To get the 2013 OHI and future installments back on track, Lowndes and the OHI team started a multi-year project of assembling an “OHI toolbox” of free, open access software that participants in the project would use to make their workflow speedier and more uniform, and the data processing choices more transparent. The decision was initially driven “out of self-preservation, because we had a lot of deadlines and needed to be more efficient,” Lowndes said. Extensive supplementary documentation would be unnecessary because background information would be built into the system. The tools had to be free, they knew, because scientists who would want to use the OHI data and develop their own local measurements in some parts of the world could not afford pricier solutions.
The OHI team therefore settled on writing all their code in the programming language R and made sure that all the code directly documented every aspect of the data preparation. The models used to generate specific assessment scores within the OHI had originally been written in several languages because of differences in the underlying data; the team replaced all those programs with new ones in R. By using the GitHub repository for these software tools, they took advantage of its built-in version control systems to ensure better organization and naming of files.

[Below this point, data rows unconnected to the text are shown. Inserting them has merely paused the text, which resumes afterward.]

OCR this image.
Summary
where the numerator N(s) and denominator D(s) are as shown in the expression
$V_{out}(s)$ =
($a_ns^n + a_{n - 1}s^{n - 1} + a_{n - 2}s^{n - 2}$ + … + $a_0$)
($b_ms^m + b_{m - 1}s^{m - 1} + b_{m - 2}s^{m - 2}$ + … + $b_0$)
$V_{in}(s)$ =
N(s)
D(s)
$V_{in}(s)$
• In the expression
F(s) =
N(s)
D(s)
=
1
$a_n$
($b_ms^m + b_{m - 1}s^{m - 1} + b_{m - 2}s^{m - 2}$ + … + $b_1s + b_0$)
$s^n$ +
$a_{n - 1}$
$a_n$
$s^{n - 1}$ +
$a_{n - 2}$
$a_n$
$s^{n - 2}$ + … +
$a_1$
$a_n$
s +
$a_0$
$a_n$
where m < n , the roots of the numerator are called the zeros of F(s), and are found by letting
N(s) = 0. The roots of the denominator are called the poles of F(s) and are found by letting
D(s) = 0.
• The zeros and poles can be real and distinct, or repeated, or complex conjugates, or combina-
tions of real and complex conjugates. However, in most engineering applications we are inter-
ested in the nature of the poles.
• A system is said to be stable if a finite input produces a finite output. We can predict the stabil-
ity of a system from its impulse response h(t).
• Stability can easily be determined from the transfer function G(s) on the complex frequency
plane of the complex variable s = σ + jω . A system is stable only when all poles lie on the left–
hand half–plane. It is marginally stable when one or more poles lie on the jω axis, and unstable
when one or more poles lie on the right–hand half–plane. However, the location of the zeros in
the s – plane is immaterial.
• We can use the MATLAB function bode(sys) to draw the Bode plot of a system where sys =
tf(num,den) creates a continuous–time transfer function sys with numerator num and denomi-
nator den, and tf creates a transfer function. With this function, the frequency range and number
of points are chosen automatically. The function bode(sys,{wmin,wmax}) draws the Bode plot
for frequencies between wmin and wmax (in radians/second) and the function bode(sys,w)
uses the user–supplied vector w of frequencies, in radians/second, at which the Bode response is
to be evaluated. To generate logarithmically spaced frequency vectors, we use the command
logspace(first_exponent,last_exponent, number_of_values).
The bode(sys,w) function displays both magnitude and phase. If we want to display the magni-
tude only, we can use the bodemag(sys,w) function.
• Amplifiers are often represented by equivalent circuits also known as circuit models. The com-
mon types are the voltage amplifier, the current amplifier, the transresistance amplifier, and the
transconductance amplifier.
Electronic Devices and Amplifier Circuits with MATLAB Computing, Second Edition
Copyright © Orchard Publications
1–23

“Coding not only provides a historic record of what happened. It’s reusable,” Lowndes said. “We have scripts that will download data from a URL, and then do to that data exactly what it did to the previous year’s.” Moreover, using the same tools across models can help with communicating how it was done. The setup of the OHI compels researchers to learn and follow good, consistent practices in data science, regardless of whether they were formally trained in it.
As a result of these procedural improvements, the OHI team was able to release its 2013 update on schedule and to follow up with three more annual updates. Results of the fifth OHI were announced last December. With each iteration and refinement in the procedures, the researchers found they could do better science in less time.
One quiet sign of the success of the open data science approach for the OHI is a note on the project’s website that the 2016 global ocean health assessment score of 71 had essentially not changed since 2013. (The 2012 score has also been reevaluated as 71.) Thanks to the transparent coding in the OHI procedures, researchers could easily recalculate the previous scores by the updated methods used in 2016. The general health of the ocean may not be noticeably improving year to year, but the handling of data for studying it is.